Hidden Communication

“Let me tell you how things REALLY get done around here.”

How many times have you heard that?

One question I have often heard is, “if the way we REALLY do things works so well, shouldn’t we make that our official way of doing business?”

Well…yes and no.

Organizations have processes within them that are not covered by any policy. Often referred to as “hidden communications,” these are ways of conducting business that are not necessarily visible to an outsider because they are not written down anywhere. Sometimes they are used to help get the job done, and sometimes they are used by individuals focused on their own agenda. One of those is good, one of those isn’t, but as with many things you often have to take the good with the bad.

One advantage to these unofficial ways of doing business is that they give you a mix of flexibility and accountability in different situations, something that is very hard to write into policy. Your official business processes provide accountability, by stating who’s responsible for what, and they tell you how things should work normally. Since you cannot plan for every situation, your “hidden communications” can provide a way to get something done when things aren’t normal. Knowing that your employees will take the initiative to find solutions and get the job done when exceptions to the rule occur allows you to feel comfortable that what needs to get done will actually get done.

So why even bother with a normal way of doing business? Why not just let people use their initiative all the time? Well, it helps to know how to do something the “right” way before you can know when there are exceptions to those rules. If you understand how to do things according to policy, and you can recognize when the situation requires something other than the standard way of doing business, then you’re in a better position to pick the best course of action. If you don’t know how to do it right, then how can you tell when “right” isn’t the right way to do it?

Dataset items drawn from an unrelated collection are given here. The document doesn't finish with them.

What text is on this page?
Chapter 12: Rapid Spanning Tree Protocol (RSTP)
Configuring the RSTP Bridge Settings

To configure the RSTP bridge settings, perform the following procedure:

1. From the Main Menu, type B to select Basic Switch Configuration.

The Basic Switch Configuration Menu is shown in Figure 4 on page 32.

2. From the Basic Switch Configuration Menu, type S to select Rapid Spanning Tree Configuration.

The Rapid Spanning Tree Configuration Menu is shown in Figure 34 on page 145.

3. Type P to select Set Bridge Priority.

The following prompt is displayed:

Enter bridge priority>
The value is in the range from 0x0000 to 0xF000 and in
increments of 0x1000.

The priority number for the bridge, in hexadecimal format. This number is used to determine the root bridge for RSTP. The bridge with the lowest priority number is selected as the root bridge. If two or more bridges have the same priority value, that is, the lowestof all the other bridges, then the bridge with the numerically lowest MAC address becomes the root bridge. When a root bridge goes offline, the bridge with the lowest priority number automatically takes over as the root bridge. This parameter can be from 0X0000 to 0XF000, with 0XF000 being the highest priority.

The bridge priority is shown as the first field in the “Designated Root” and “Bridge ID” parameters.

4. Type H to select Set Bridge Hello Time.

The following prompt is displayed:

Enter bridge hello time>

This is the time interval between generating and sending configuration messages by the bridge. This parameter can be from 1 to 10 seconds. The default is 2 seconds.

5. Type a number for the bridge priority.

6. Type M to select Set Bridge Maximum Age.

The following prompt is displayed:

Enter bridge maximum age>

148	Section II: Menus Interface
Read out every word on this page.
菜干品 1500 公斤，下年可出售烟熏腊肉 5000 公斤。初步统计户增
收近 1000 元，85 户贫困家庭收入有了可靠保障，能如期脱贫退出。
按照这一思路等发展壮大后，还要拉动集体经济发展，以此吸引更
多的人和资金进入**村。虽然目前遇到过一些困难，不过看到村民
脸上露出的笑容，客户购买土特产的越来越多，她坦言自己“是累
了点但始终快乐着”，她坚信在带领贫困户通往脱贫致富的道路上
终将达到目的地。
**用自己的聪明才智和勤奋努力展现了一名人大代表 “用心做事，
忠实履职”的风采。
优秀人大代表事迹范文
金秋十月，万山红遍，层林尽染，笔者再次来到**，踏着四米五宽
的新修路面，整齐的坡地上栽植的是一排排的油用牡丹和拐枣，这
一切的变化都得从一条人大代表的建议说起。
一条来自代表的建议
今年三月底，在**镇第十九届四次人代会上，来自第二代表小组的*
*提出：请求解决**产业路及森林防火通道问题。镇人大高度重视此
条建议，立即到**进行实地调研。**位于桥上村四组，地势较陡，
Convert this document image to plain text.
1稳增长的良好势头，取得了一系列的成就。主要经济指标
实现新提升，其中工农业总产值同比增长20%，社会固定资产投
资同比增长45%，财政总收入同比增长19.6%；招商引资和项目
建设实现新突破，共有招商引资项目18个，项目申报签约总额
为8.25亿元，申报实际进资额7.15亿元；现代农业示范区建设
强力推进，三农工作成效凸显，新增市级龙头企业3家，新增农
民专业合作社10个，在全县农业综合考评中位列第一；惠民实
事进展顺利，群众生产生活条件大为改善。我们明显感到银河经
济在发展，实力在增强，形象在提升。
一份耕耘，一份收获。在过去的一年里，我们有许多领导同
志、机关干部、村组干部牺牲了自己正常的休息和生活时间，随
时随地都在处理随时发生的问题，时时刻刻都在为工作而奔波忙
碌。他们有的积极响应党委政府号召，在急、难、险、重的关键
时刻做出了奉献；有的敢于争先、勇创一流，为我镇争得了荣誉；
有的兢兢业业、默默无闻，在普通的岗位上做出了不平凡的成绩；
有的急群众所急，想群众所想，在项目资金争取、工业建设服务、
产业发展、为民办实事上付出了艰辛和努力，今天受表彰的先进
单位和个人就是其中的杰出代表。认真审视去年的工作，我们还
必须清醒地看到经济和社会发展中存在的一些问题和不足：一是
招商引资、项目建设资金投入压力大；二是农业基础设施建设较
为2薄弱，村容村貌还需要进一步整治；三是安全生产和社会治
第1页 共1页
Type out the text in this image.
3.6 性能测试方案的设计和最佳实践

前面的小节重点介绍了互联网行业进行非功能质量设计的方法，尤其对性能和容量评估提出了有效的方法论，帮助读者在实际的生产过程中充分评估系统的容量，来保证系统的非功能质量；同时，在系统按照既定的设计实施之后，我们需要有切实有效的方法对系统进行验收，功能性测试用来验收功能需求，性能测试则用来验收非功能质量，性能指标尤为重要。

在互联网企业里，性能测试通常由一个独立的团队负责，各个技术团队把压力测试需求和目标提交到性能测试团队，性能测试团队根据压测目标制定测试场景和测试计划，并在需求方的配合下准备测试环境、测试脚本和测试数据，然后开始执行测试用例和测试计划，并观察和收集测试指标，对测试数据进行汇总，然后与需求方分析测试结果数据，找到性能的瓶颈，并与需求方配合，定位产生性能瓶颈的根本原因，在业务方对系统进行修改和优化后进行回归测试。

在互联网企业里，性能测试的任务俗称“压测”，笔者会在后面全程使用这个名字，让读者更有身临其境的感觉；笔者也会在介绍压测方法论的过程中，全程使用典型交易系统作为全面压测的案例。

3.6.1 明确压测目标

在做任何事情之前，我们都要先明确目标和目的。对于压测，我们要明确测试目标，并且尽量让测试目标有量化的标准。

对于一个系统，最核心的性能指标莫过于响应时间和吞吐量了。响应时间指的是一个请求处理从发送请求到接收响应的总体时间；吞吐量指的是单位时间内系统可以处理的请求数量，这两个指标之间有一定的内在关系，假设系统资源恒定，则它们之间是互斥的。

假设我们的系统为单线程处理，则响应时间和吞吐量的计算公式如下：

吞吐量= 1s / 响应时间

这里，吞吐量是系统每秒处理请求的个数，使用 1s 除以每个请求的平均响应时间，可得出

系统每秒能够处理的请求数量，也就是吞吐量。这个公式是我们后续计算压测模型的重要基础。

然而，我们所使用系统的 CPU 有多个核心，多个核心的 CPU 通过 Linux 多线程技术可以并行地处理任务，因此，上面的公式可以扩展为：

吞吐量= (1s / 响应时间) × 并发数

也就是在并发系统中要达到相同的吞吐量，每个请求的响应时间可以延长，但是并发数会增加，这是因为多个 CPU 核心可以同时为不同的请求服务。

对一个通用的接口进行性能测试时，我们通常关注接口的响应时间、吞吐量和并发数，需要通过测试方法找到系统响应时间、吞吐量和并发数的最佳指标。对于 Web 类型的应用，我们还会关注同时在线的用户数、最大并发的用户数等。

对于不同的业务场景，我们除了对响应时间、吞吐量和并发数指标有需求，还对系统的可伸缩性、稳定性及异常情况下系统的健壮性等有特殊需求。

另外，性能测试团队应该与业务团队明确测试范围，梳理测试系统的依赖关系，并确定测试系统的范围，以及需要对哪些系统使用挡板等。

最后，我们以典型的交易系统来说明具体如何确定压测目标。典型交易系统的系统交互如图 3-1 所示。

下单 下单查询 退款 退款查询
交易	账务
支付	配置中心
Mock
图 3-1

Another reason you should expect people to add their own spin on your processes: you are dealing with humans, and humans have egos. Sometimes you just need to let them do what they need to do. I remember getting reimbursed for travel when I was in the military. I knew that when I took my paperwork to the finance office after an unusual trip I would probably have to sit through a few minutes of the finance person griping about how difficult their job is, and then I’d get my money. Nowhere in the finance regulations did it say “let the finance person complain about their job for 5 minutes,” but I knew that was just part of the process. (I also knew that if I ever said, “please shut up and do your job,” I’d probably be setting myself up for a “random” audit and delayed reimbursement, and I didn’t need that). Sometimes you have to just let people be people, whether it’s protecting their “turf” or pumping up their egos, and as long as the work gets done, you just accept it as part of the way things work.

That last point is really critical: “as long as the work gets done.” If people are going around the rules just to help themselves or to get out of work, then that’s no good, and you should certainly feel free to step in and put a stop to that. You cannot stop all bad behavior — some things will be hidden even from you — but you can make it clear that when people try to do things their own way, their focus needs to be on what’s good for the organization, not just on what’s good for them.